Friday 8 July 2022

rob mclennan

Born in Ottawa, Canada’s glorious capital city, rob mclennan currently lives in Ottawa, where he is home full-time with the two wee girls he shares with Christine McNair. The author of more than thirty trade books of poetry, fiction and non-fiction, his most recent titles include the poetry collection the book of smaller (University of Calgary Press, 2022), and a suite of pandemic essays, essays in the face of uncertainties (Mansfield Press, 2022). In spring 2020, he won ‘best pandemic beard’ from Coach House Books via Twitter, of which he is extremely proud (and mentions constantly). He spent the 2007-8 academic year in Edmonton as writer-in-residence at the University of Alberta, and regularly posts reviews, essays, interviews and other notices at


What book(s) are you reading right now?

I’m slowly working my way through Sheila Heti’s new novel, Pure Colour (2022) and Joy Williams’ Honored Guest: stories (2004), as well as rereading Kristjana Gunnars’ The Scent of Light (2022), which is a reissue of her five novellas—The Prowler (1989), Zero Hour (1991), The Substance of Forgetting (1992), The Rose Garden: Reading Marcel Proust (1996) and Night Train to Nykøbing (1998)—in a single volume. After a winter and spring of working on poems (and a flurry of reviews), I’ve been attempting lately to re-enter my still-in-progress novel. In part, I’m hoping to absorb some elements of tone, and of sentence, from those particular prompts as I write. Perhaps I should just go back to Michael Ondaatje’s Coming Through Slaughter (1976), Dany Laferrière’s Why Must a Black Writer Write About Sex? (1994) or even Sheila Watson’s The Double Hook (1959). I mean, with Gunnars’ work already in-hand, perhaps the smart thing would be to return to further of those original early influences I caught during my formative writing years, while attempting to return to long-form prose.

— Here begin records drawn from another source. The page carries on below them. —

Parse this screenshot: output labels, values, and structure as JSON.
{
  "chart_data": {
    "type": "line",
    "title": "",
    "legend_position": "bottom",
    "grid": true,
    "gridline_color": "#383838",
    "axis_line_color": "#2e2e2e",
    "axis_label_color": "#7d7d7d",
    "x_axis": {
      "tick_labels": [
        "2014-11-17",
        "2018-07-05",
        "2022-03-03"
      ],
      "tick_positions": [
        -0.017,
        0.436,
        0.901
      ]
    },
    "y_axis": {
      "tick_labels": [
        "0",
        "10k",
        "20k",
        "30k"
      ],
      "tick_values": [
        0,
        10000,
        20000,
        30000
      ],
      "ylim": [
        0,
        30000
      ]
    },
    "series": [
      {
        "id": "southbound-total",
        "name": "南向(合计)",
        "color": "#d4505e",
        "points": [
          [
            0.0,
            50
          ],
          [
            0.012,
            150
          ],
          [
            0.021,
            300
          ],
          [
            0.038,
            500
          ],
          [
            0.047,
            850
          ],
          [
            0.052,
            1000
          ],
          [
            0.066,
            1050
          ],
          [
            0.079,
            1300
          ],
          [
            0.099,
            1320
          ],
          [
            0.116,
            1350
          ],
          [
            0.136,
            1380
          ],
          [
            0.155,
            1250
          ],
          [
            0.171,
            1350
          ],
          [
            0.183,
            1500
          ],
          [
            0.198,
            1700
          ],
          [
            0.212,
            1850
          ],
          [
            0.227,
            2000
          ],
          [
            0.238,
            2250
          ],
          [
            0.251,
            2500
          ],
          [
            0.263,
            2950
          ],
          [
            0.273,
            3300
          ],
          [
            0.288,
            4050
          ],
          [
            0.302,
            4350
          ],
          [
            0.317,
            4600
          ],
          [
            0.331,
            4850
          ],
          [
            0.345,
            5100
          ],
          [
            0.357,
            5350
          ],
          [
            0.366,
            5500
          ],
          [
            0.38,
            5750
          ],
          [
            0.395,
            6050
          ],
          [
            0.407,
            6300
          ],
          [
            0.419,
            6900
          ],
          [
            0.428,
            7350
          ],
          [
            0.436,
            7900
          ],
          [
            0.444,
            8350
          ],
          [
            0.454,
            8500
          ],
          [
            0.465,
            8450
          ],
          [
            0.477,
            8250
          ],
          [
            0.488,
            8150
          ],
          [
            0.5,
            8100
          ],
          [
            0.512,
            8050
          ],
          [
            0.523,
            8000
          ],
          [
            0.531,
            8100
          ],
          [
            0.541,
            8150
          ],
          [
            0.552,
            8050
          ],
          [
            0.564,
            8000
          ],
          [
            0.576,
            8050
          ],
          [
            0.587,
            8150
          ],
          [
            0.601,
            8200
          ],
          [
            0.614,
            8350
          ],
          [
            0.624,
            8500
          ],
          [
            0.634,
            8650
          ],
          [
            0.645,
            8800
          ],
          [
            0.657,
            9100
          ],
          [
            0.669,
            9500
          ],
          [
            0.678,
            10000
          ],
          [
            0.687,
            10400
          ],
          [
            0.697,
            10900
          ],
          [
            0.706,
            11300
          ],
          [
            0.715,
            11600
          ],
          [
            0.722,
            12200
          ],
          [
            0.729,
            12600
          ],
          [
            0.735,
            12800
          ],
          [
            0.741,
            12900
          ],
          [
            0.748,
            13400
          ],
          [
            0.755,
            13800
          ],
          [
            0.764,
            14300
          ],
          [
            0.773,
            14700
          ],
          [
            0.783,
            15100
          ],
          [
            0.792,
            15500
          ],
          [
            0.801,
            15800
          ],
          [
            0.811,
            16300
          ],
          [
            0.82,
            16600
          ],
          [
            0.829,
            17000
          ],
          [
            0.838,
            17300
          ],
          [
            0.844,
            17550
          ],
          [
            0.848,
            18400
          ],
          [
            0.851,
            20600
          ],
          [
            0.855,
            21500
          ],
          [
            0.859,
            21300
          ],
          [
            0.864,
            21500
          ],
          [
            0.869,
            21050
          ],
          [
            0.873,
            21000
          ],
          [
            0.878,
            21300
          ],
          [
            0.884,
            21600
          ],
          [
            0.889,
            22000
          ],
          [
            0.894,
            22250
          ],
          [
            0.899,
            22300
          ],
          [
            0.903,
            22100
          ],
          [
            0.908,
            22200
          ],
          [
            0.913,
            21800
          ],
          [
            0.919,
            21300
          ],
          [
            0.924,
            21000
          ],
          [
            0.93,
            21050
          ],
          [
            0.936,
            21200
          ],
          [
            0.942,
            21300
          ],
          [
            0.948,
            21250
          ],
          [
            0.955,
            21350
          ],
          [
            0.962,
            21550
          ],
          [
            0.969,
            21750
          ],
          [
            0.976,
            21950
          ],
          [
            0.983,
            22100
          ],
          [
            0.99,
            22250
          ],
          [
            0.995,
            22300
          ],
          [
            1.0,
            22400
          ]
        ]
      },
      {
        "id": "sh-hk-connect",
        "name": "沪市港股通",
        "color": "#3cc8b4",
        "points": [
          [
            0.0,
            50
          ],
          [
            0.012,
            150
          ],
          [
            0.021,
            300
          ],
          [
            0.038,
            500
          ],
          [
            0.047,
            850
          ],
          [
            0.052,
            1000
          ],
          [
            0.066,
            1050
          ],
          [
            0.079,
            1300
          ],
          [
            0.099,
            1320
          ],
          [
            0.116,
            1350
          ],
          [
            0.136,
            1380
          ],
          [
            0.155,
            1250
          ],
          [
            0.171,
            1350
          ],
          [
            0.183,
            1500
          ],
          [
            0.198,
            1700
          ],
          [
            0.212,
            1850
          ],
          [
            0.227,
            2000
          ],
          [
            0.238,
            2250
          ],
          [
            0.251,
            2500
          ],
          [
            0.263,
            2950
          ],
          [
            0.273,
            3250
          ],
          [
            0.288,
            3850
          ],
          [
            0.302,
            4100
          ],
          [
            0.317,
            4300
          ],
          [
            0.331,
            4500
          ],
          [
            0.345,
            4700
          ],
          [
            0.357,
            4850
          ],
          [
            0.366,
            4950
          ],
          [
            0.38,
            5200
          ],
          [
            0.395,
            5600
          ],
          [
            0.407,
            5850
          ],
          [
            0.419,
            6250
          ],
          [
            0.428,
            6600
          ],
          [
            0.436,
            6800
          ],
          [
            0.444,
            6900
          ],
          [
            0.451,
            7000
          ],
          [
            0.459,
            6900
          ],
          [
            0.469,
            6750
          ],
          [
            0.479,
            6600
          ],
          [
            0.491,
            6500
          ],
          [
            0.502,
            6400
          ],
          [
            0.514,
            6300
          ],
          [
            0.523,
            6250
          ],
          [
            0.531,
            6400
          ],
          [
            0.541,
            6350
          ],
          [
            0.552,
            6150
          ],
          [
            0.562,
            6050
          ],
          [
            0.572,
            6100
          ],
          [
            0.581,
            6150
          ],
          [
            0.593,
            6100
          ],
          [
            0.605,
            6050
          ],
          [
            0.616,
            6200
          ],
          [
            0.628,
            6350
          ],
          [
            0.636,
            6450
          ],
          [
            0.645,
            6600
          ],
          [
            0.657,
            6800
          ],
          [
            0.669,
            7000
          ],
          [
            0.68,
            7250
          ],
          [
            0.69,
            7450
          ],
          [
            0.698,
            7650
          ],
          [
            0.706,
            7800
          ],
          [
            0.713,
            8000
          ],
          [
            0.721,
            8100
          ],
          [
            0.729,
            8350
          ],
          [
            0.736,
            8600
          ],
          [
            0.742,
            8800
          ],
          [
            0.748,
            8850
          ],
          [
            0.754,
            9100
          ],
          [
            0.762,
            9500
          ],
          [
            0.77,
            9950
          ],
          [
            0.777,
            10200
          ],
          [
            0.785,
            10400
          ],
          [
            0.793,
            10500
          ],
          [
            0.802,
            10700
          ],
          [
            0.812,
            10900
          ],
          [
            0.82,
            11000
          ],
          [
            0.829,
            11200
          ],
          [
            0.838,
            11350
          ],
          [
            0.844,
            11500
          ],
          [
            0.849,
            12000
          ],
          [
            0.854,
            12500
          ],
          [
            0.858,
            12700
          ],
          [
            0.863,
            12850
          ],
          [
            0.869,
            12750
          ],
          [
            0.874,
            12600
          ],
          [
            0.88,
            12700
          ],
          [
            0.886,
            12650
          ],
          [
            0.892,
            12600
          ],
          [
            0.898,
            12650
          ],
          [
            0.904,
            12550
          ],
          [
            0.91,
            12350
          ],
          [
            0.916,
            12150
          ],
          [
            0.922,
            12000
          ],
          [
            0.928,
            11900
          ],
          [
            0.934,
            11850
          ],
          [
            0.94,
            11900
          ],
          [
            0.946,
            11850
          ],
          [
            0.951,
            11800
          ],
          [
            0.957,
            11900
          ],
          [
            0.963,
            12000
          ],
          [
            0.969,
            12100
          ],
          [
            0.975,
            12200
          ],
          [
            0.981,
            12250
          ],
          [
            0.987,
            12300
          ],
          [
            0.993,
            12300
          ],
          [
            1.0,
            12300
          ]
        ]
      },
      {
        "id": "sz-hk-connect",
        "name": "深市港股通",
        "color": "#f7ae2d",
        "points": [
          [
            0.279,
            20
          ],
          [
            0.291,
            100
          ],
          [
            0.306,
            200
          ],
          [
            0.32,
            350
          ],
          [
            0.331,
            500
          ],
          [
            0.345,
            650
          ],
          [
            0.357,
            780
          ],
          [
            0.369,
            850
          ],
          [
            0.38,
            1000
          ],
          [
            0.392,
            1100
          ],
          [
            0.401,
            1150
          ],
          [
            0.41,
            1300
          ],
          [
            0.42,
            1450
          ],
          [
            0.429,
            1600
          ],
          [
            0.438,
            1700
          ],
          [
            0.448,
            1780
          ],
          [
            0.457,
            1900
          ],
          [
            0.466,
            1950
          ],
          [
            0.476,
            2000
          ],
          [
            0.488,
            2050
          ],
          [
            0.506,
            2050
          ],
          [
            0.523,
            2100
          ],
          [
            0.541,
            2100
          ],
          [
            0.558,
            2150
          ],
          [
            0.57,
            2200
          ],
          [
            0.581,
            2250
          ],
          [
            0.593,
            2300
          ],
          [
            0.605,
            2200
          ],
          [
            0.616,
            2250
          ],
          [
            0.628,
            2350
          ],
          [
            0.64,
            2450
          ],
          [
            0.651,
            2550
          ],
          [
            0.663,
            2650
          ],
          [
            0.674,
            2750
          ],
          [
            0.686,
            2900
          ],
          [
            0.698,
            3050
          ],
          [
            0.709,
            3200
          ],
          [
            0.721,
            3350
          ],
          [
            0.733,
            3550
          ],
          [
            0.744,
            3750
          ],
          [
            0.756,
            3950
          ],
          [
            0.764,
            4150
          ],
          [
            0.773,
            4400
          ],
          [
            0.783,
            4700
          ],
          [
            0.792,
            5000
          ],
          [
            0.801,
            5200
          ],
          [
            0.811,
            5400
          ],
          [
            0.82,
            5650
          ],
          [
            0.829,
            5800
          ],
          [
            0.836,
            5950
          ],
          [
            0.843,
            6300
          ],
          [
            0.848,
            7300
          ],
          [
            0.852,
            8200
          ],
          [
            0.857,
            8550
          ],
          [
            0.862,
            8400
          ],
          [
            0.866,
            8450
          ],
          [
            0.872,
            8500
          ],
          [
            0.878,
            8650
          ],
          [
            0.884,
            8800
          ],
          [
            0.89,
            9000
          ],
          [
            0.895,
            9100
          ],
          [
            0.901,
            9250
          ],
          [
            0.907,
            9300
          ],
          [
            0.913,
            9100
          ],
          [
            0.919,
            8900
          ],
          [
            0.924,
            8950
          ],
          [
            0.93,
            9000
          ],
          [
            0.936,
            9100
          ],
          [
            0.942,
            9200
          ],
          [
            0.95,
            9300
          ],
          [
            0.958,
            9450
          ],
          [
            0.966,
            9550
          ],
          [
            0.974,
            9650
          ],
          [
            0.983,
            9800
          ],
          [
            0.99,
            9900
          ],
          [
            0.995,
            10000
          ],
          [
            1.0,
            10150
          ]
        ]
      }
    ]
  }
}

A book you loved reading at a child.

Amid the plethora of Marvel Comics, some of what struck me included the Narnia series of novels by by C.S. Lewis. Between myself and my mother, my paperback set was reread enough times that the bindings simply gave way. At some point, my mother simply absorbed the remaining copies into her own collection, and wouldn’t let me have them.


A book you have given as a gift / recommended to a friend.

I’ve gone through more than a few copies of Miranda Hill’s Sleeping Funny: stories (2012), and plenty of us are eagerly awaiting her first novel, which is rumoured to be out next year. I’ve also gone through a few copies of Richard Brautigan’s Trout Fishing in America (1967), if I ever see a copy second-hand. A while back, I gifted my niece, Emma, a copy of Toronto poet Souvankham Thammavongsa’s award-winning short story debut, How to Pronounce Knife (2020), and more recently, I recommended to my pal (and award-winning Ottawa poet) Stephen Brockwell the book On Autumn Lake: The Collected Essays (2022) by American poet and critic Douglas Crase. It really is a remarkable collection.


The first and last books on your bookcase/shelf.

To my immediate left (eye-level): Batman: White Knight to Namor: Visionaries, Vol. 1 by John Byrne. To my immediate right (eye-level): William Hawkins, The Madman’s War and Anna Gurton-Wachter’s Utopia Pipe Dream Memory (2019). Various issues of Brick: A Literary Journal, FENCE magazine, The Capilano Review.


A book you have read more than once.

There are plenty of those! More often, it is authors I reread over specific, individual titles. Books by George Bowering, Rosmarie Waldrop, John Newlove, Pattie McCarthy, Susan Howe, Robert Kroetsch, bpNichol. Timothy Findley’s Stones (1988). Stan Dragland’s Journeys Through Bookland and Other Passages (1984). Sarah Manguso’s Hard to Admit and Harder to Escape (2007). Joshua Beckman’s Three Talks (2018). Read and read and re-read. This can be pronounced in present or past-tense, simultaneously. Reed and re-reed, red and re-red.